The third remark is based on a misinterpretation of the published results. The real percentage of eligible patients qualified as nonresponders, and thus not randomized, was 26% and not 46%, as stated by Dr Ruhstaller et al. However, we agree on the fact that there is a part of incertitude concerning the actual response soon after the end of chemoradiotherapy. In a previous phase II trial—in which preoperative evaluation after chemoradiotherapy included esophagoscopy with biopsies, an esophagogram, and a thoracoabdominal computed tomography (CT) scan—we found that clinical response overestimated pathological response in 30% and underestimated it in 30% of the cases, though the imprecision was in distinguishing between complete or partial response.9 In no cases was a progression or a stabilization classified as a partial or complete response. Other authors reported similar findings.10 Consequently, we simplified the work-up, with the advantage of shortening the delay before random assignment. Before 2000, no investigation, including CT scan, could define precisely the response to chemoradiotherapy, whereas nowadays the fluorodeoxyglucose positron-emission tomography (FDG-PET) predicts objective response with an 86% accuracy.11 Moreover, we consider that not randomly assigning patients who did not present at least a partial response on esophagogram and a symptomatic improvement was not detrimental for the patients, as the recommended therapy in this case was surgery. However, in agreement with the suggestion of Dr Ruhstaller et al's, as a dedicated study is under way to precise the treatment, evolution, and survival of the nonrandomized patients, taking into account the reasons of nonrandomization. In the meantime, it is not possible to state that patients' nonrandomized for lack of efficacy of the induction treatment had a specially bad prognosis. The hazard ratio (HR) was only 1.22 compared with randomized patients. The HRs for the other causes of nonrandomization were superior: 1.39 in case of contraindication to either treatment, and 1.63 in case of refusal to be randomized.

We do not understand the fourth criticism. It is indeed because of the mortality and morbidity due to surgery in esophageal cancer, and not rewarded by a high survival rate, that this trial was undertaken. The mortality rate in the surgery arm, calculated during the first 3 months after registration, was 9% (not 11%) versus 1%. It explains the similitude of the number of deaths, though the percentage of cancer deaths was lower in the surgery arm (45% versus 55%, not 64% versus 79%, as calculated by Dr Ruhstaller et al). This is not surprising, as a patient dying postoperatively cannot die eventually from cancer.

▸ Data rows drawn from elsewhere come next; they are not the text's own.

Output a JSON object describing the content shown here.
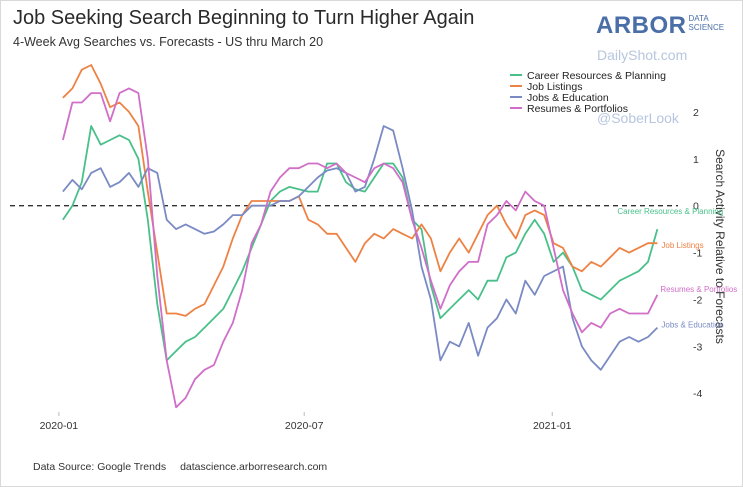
{
  "header": {
    "title": "Job Seeking Search Beginning to Turn Higher Again",
    "subtitle": "4-Week Avg Searches vs. Forecasts - US thru March 20"
  },
  "branding": {
    "name": "ARBOR",
    "sub_line1": "DATA",
    "sub_line2": "SCIENCE",
    "watermark_site": "DailyShot.com",
    "watermark_handle": "@SoberLook"
  },
  "footer": {
    "source": "Data Source: Google Trends",
    "url": "datascience.arborresearch.com"
  },
  "chart_data": {
    "type": "line",
    "ylabel": "Search Activity Relative to Forecasts",
    "xlabel": "",
    "x_ticks": [
      "2020-01",
      "2020-07",
      "2021-01"
    ],
    "y_ticks": [
      -4,
      -3,
      -2,
      -1,
      0,
      1,
      2
    ],
    "ylim": [
      -4.4,
      3.0
    ],
    "y_axis_side": "right",
    "reference_line": {
      "y": 0,
      "style": "dashed"
    },
    "legend_position": "top-right",
    "x": [
      "2020-01-04",
      "2020-01-11",
      "2020-01-18",
      "2020-01-25",
      "2020-02-01",
      "2020-02-08",
      "2020-02-15",
      "2020-02-22",
      "2020-02-29",
      "2020-03-07",
      "2020-03-14",
      "2020-03-21",
      "2020-03-28",
      "2020-04-04",
      "2020-04-11",
      "2020-04-18",
      "2020-04-25",
      "2020-05-02",
      "2020-05-09",
      "2020-05-16",
      "2020-05-23",
      "2020-05-30",
      "2020-06-06",
      "2020-06-13",
      "2020-06-20",
      "2020-06-27",
      "2020-07-04",
      "2020-07-11",
      "2020-07-18",
      "2020-07-25",
      "2020-08-01",
      "2020-08-08",
      "2020-08-15",
      "2020-08-22",
      "2020-08-29",
      "2020-09-05",
      "2020-09-12",
      "2020-09-19",
      "2020-09-26",
      "2020-10-03",
      "2020-10-10",
      "2020-10-17",
      "2020-10-24",
      "2020-10-31",
      "2020-11-07",
      "2020-11-14",
      "2020-11-21",
      "2020-11-28",
      "2020-12-05",
      "2020-12-12",
      "2020-12-19",
      "2020-12-26",
      "2021-01-02",
      "2021-01-09",
      "2021-01-16",
      "2021-01-23",
      "2021-01-30",
      "2021-02-06",
      "2021-02-13",
      "2021-02-20",
      "2021-02-27",
      "2021-03-06",
      "2021-03-13",
      "2021-03-20"
    ],
    "series": [
      {
        "name": "Career Resources & Planning",
        "color": "#49c08a",
        "end_label": "Career Resources & Planning",
        "values": [
          -0.3,
          0.0,
          0.5,
          1.7,
          1.3,
          1.4,
          1.5,
          1.4,
          1.0,
          -0.3,
          -2.1,
          -3.3,
          -3.1,
          -2.9,
          -2.8,
          -2.6,
          -2.4,
          -2.2,
          -1.8,
          -1.4,
          -0.9,
          -0.4,
          0.1,
          0.3,
          0.4,
          0.35,
          0.3,
          0.3,
          0.9,
          0.9,
          0.5,
          0.35,
          0.3,
          0.6,
          0.9,
          0.9,
          0.6,
          -0.3,
          -0.5,
          -1.7,
          -2.4,
          -2.2,
          -2.0,
          -1.8,
          -2.0,
          -1.6,
          -1.6,
          -1.1,
          -1.0,
          -0.6,
          -0.3,
          -0.6,
          -1.2,
          -1.0,
          -1.3,
          -1.8,
          -1.9,
          -2.0,
          -1.8,
          -1.6,
          -1.5,
          -1.4,
          -1.2,
          -0.5
        ]
      },
      {
        "name": "Job Listings",
        "color": "#ee8244",
        "end_label": "Job Listings",
        "values": [
          2.3,
          2.5,
          2.9,
          3.0,
          2.6,
          2.1,
          2.2,
          2.0,
          1.7,
          0.3,
          -1.0,
          -2.3,
          -2.3,
          -2.35,
          -2.2,
          -2.1,
          -1.7,
          -1.3,
          -0.7,
          -0.2,
          0.1,
          0.1,
          0.1,
          0.1,
          0.1,
          0.2,
          -0.3,
          -0.4,
          -0.6,
          -0.6,
          -0.9,
          -1.2,
          -0.8,
          -0.6,
          -0.7,
          -0.5,
          -0.6,
          -0.7,
          -0.4,
          -0.7,
          -1.4,
          -1.0,
          -0.7,
          -1.0,
          -0.6,
          -0.2,
          0.0,
          -0.4,
          -0.7,
          -0.2,
          -0.1,
          -0.2,
          -0.8,
          -0.9,
          -1.3,
          -1.4,
          -1.2,
          -1.3,
          -1.1,
          -0.9,
          -1.0,
          -0.9,
          -0.8,
          -0.8
        ]
      },
      {
        "name": "Jobs & Education",
        "color": "#7a8ac4",
        "end_label": "Jobs & Education",
        "values": [
          0.3,
          0.55,
          0.35,
          0.7,
          0.8,
          0.4,
          0.5,
          0.7,
          0.4,
          0.8,
          0.7,
          -0.3,
          -0.5,
          -0.4,
          -0.5,
          -0.6,
          -0.55,
          -0.4,
          -0.2,
          -0.2,
          0.0,
          0.0,
          0.0,
          0.1,
          0.1,
          0.2,
          0.4,
          0.6,
          0.75,
          0.8,
          0.7,
          0.3,
          0.4,
          1.0,
          1.7,
          1.6,
          0.8,
          -0.1,
          -1.3,
          -2.0,
          -3.3,
          -2.9,
          -3.0,
          -2.5,
          -3.2,
          -2.6,
          -2.4,
          -2.0,
          -2.3,
          -1.6,
          -1.9,
          -1.5,
          -1.4,
          -1.3,
          -2.4,
          -3.0,
          -3.3,
          -3.5,
          -3.2,
          -2.9,
          -2.8,
          -2.9,
          -2.8,
          -2.6
        ]
      },
      {
        "name": "Resumes & Portfolios",
        "color": "#d06ec8",
        "end_label": "Resumes & Portfolios",
        "values": [
          1.4,
          2.2,
          2.2,
          2.4,
          2.4,
          1.8,
          2.4,
          2.5,
          2.4,
          1.0,
          -1.5,
          -3.3,
          -4.3,
          -4.1,
          -3.7,
          -3.5,
          -3.4,
          -2.9,
          -2.5,
          -1.8,
          -0.8,
          -0.4,
          0.3,
          0.6,
          0.8,
          0.8,
          0.9,
          0.9,
          0.8,
          0.9,
          0.7,
          0.6,
          0.5,
          0.8,
          0.9,
          0.8,
          0.5,
          -0.3,
          -0.9,
          -1.6,
          -2.2,
          -1.7,
          -1.4,
          -1.2,
          -1.2,
          -0.4,
          -0.2,
          0.1,
          -0.1,
          0.3,
          0.1,
          0.0,
          -0.9,
          -1.8,
          -2.3,
          -2.7,
          -2.5,
          -2.6,
          -2.3,
          -2.2,
          -2.3,
          -2.3,
          -2.3,
          -1.9
        ]
      }
    ]
  }
}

We are afraid we do not support the conclusion of Dr Ruhstaller et al about the insufficient methodology of our trial. First, randomization was made to offset the difficulty of accurately staging esophageal cancer, which is the principal criticism. Obviously, the future trials should include in the work-up endoscopic ultrasonography and FDG-PET, but these tools were not available when the trial was conducted. Second, the strongest end point to evaluate the efficacy of a treatment in a highly lethal disease is overall survival, which was used in our trial. Third, we did not conclude that surgery was to be abandoned, but that in responding patients, overall survival was equivalent to that with chemoradiotherapy alone, though resection improved local recurrence-free survival. It is clear that we need new trials to better discriminate the respective indications of surgery and nonoperative therapies in esophageal cancer, including biologic predictive factors, but we consider that, with its limitations, our study, supported by the randomized study of Stahl et al,12 provides a valuable basis for further research.

AUTHORS' DISCLOSURES OF POTENTIAL CONFLICTS OF INTEREST

The author(s) indicated no potential conflicts of interest.